Touadera appointed Gouandjika as a minister of agriculture and development on 19 January 2009. He held this position for four years. While serving as agriculture minister, he was appointed government spokesman on 20 April 2010. As a minister, he was known for corrupting the budget allocated to peasant farmers.
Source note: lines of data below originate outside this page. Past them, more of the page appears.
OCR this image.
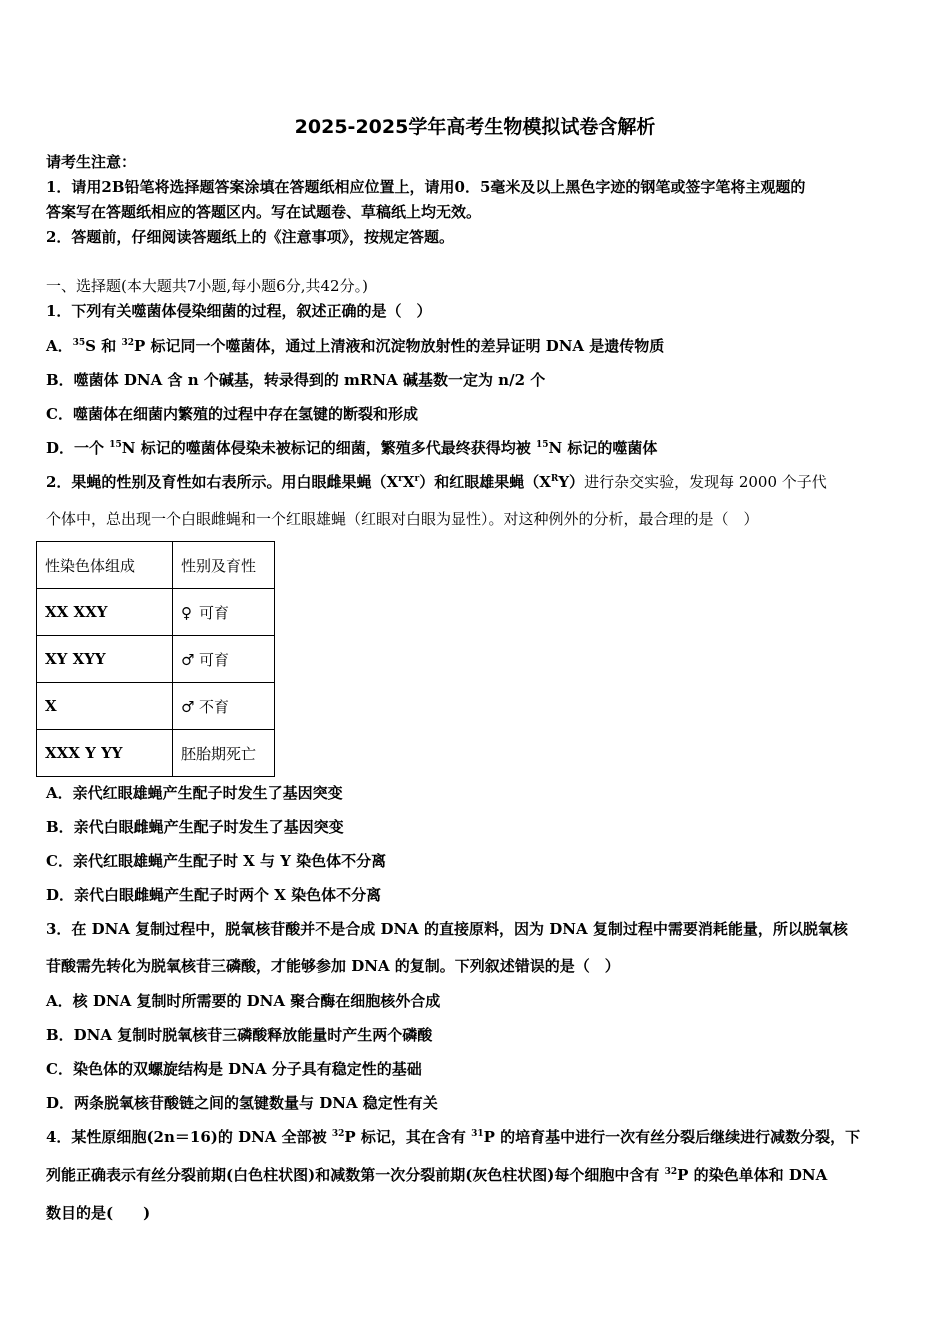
2025-2025学年高考生物模拟试卷含解析
请考生注意：
1．请用2B铅笔将选择题答案涂填在答题纸相应位置上，请用0．5毫米及以上黑色字迹的钢笔或签字笔将主观题的
答案写在答题纸相应的答题区内。写在试题卷、草稿纸上均无效。
2．答题前，仔细阅读答题纸上的《注意事项》，按规定答题。
一、选择题(本大题共7小题,每小题6分,共42分。)
1．下列有关噬菌体侵染细菌的过程，叙述正确的是（　）
A．$^{35}$S 和 $^{32}$P 标记同一个噬菌体，通过上清液和沉淀物放射性的差异证明 DNA 是遗传物质
B．噬菌体 DNA 含 n 个碱基，转录得到的 mRNA 碱基数一定为 n/2 个
C．噬菌体在细菌内繁殖的过程中存在氢键的断裂和形成
D．一个 $^{15}$N 标记的噬菌体侵染未被标记的细菌，繁殖多代最终获得均被 $^{15}$N 标记的噬菌体
2．果蝇的性别及育性如右表所示。用白眼雌果蝇$(X^rX^r)$和红眼雄果蝇$(X^RY)$进行杂交实验，发现每 2000 个子代
个体中，总出现一个白眼雌蝇和一个红眼雄蝇（红眼对白眼为显性）。对这种例外的分析，最合理的是（　）
性染色体组成	性别及育性
XX XXY	♀ 可育
XY XYY	♂ 可育
X	♂ 不育
XXX Y YY	胚胎期死亡
A．亲代红眼雄蝇产生配子时发生了基因突变
B．亲代白眼雌蝇产生配子时发生了基因突变
C．亲代红眼雄蝇产生配子时 X 与 Y 染色体不分离
D．亲代白眼雌蝇产生配子时两个 X 染色体不分离
3．在 DNA 复制过程中，脱氧核苷酸并不是合成 DNA 的直接原料，因为 DNA 复制过程中需要消耗能量，所以脱氧核
苷酸需先转化为脱氧核苷三磷酸，才能够参加 DNA 的复制。下列叙述错误的是（　）
A．核 DNA 复制时所需要的 DNA 聚合酶在细胞核外合成
B．DNA 复制时脱氧核苷三磷酸释放能量时产生两个磷酸
C．染色体的双螺旋结构是 DNA 分子具有稳定性的基础
D．两条脱氧核苷酸链之间的氢键数量与 DNA 稳定性有关
4．某性原细胞(2n＝16)的 DNA 全部被 $^{32}$P 标记，其在含有 $^{31}$P 的培育基中进行一次有丝分裂后继续进行减数分裂，下
列能正确表示有丝分裂前期(白色柱状图)和减数第一次分裂前期(灰色柱状图)每个细胞中含有 $^{32}$P 的染色单体和 DNA
数目的是(　　)
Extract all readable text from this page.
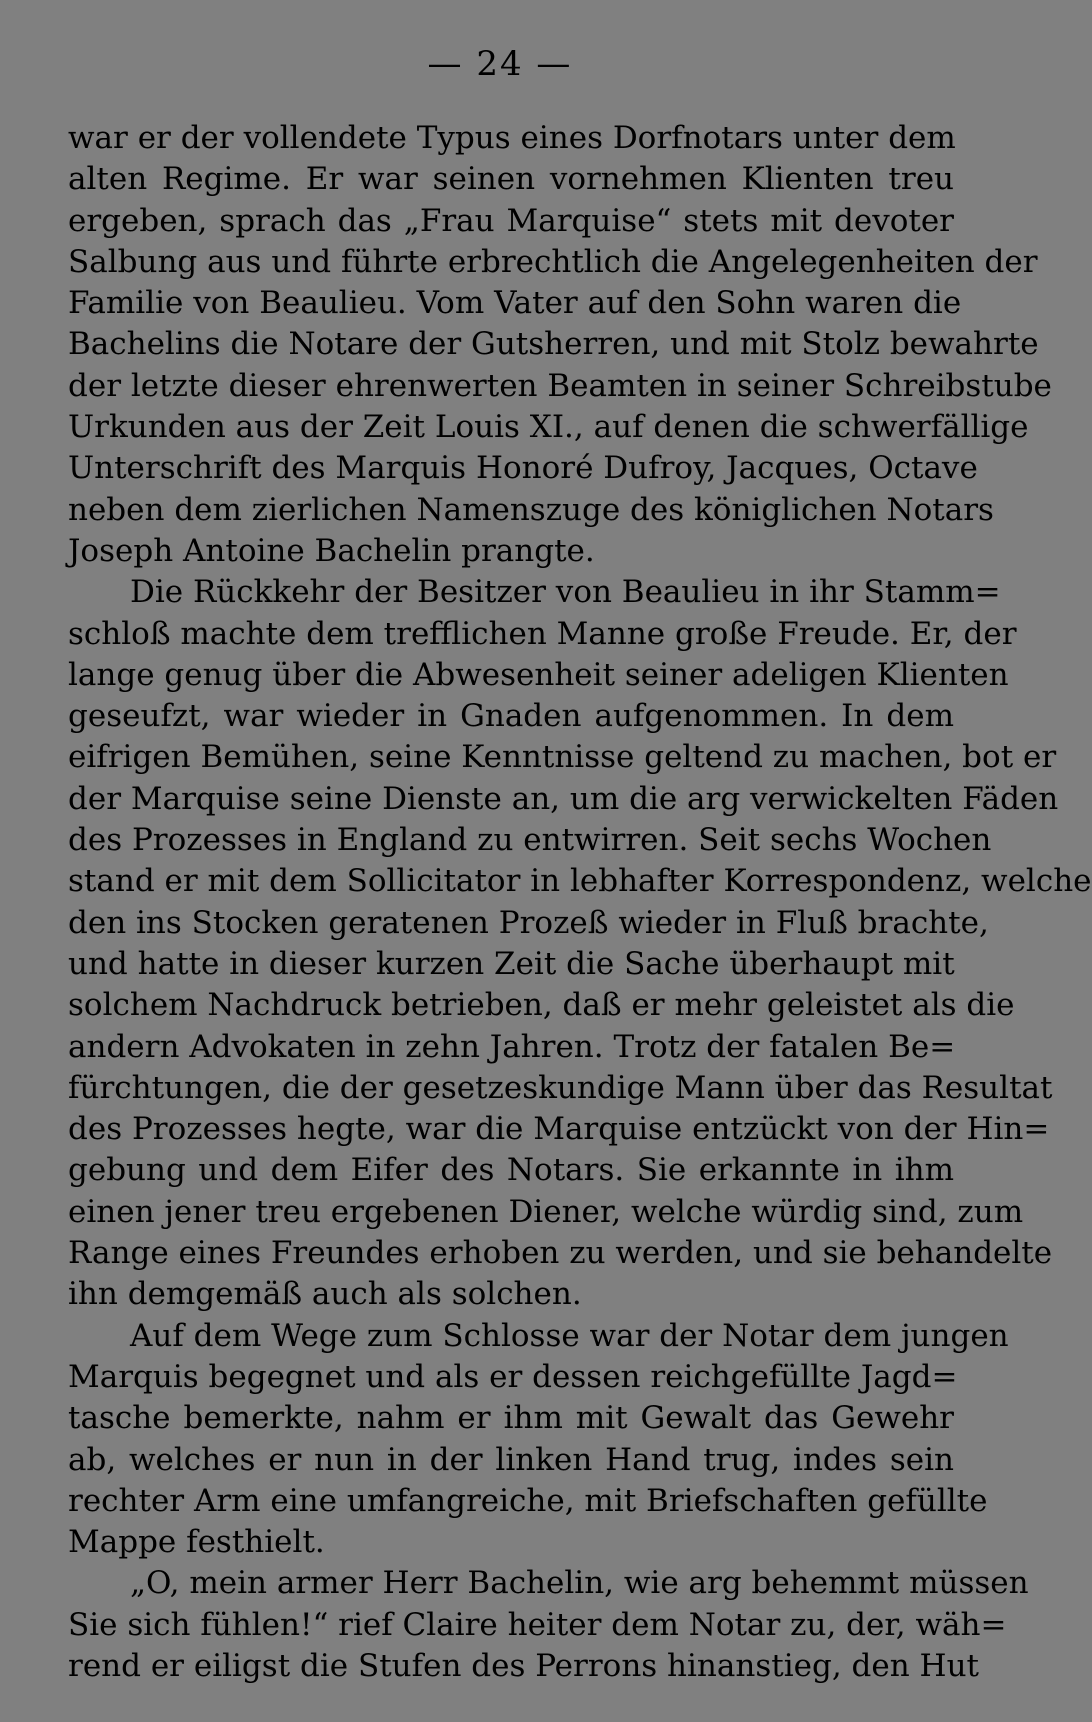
— 24 —
war er der vollendete Typus eines Dorfnotars unter dem
alten Regime. Er war seinen vornehmen Klienten treu
ergeben, sprach das „Frau Marquise“ stets mit devoter
Salbung aus und führte erbrechtlich die Angelegenheiten der
Familie von Beaulieu. Vom Vater auf den Sohn waren die
Bachelins die Notare der Gutsherren, und mit Stolz bewahrte
der letzte dieser ehrenwerten Beamten in seiner Schreibstube
Urkunden aus der Zeit Louis XI., auf denen die schwerfällige
Unterschrift des Marquis Honoré Dufroy, Jacques, Octave
neben dem zierlichen Namenszuge des königlichen Notars
Joseph Antoine Bachelin prangte.
Die Rückkehr der Besitzer von Beaulieu in ihr Stamm=
schloß machte dem trefflichen Manne große Freude. Er, der
lange genug über die Abwesenheit seiner adeligen Klienten
geseufzt, war wieder in Gnaden aufgenommen. In dem
eifrigen Bemühen, seine Kenntnisse geltend zu machen, bot er
der Marquise seine Dienste an, um die arg verwickelten Fäden
des Prozesses in England zu entwirren. Seit sechs Wochen
stand er mit dem Sollicitator in lebhafter Korrespondenz, welche
den ins Stocken geratenen Prozeß wieder in Fluß brachte,
und hatte in dieser kurzen Zeit die Sache überhaupt mit
solchem Nachdruck betrieben, daß er mehr geleistet als die
andern Advokaten in zehn Jahren. Trotz der fatalen Be=
fürchtungen, die der gesetzeskundige Mann über das Resultat
des Prozesses hegte, war die Marquise entzückt von der Hin=
gebung und dem Eifer des Notars. Sie erkannte in ihm
einen jener treu ergebenen Diener, welche würdig sind, zum
Range eines Freundes erhoben zu werden, und sie behandelte
ihn demgemäß auch als solchen.
Auf dem Wege zum Schlosse war der Notar dem jungen
Marquis begegnet und als er dessen reichgefüllte Jagd=
tasche bemerkte, nahm er ihm mit Gewalt das Gewehr
ab, welches er nun in der linken Hand trug, indes sein
rechter Arm eine umfangreiche, mit Briefschaften gefüllte
Mappe festhielt.
„O, mein armer Herr Bachelin, wie arg behemmt müssen
Sie sich fühlen!“ rief Claire heiter dem Notar zu, der, wäh=
rend er eiligst die Stufen des Perrons hinanstieg, den Hut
When Seleka toppled Bozize in 2013, Gouandjika fled to Romania and later returned to CAR on 9 September 2014. In 2015, he ran for election and received 15,356 votes. He later resigned from KNK and supported Touadéra. Currently, he is a special minister and adviser to President Touadéra.

== Controversy ==
=== Sexism ===
On 15 March 2021, during a live session on his personal Facebook account, he stipulated that if Russians requested Central African women for sexual desire, we would give them. His remark stunned the public and the country's women's organizations condemned his statement that objectified women. He later apologized for his offensive remark.

=== Call for Genocide ===
During the Facebook live session on 2 November, Gouandjika issued a genocide threat that if Touadera was ousted from the position, there would be a genocide not only targeting Central Africans but also MINUSCA and embassy staff. The Civil society organizations condemned Gouandjika's threat and called for his resignation as special advisor.

== Personal life ==
Gouandjika belongs to Mandja and is married to a Romanian woman from Bacău. He speaks fluent Sango, French, and Romanian and can understand English and Spanish. In 1994, he was elected as president of the Central African Federation of Karate and Martial Arts.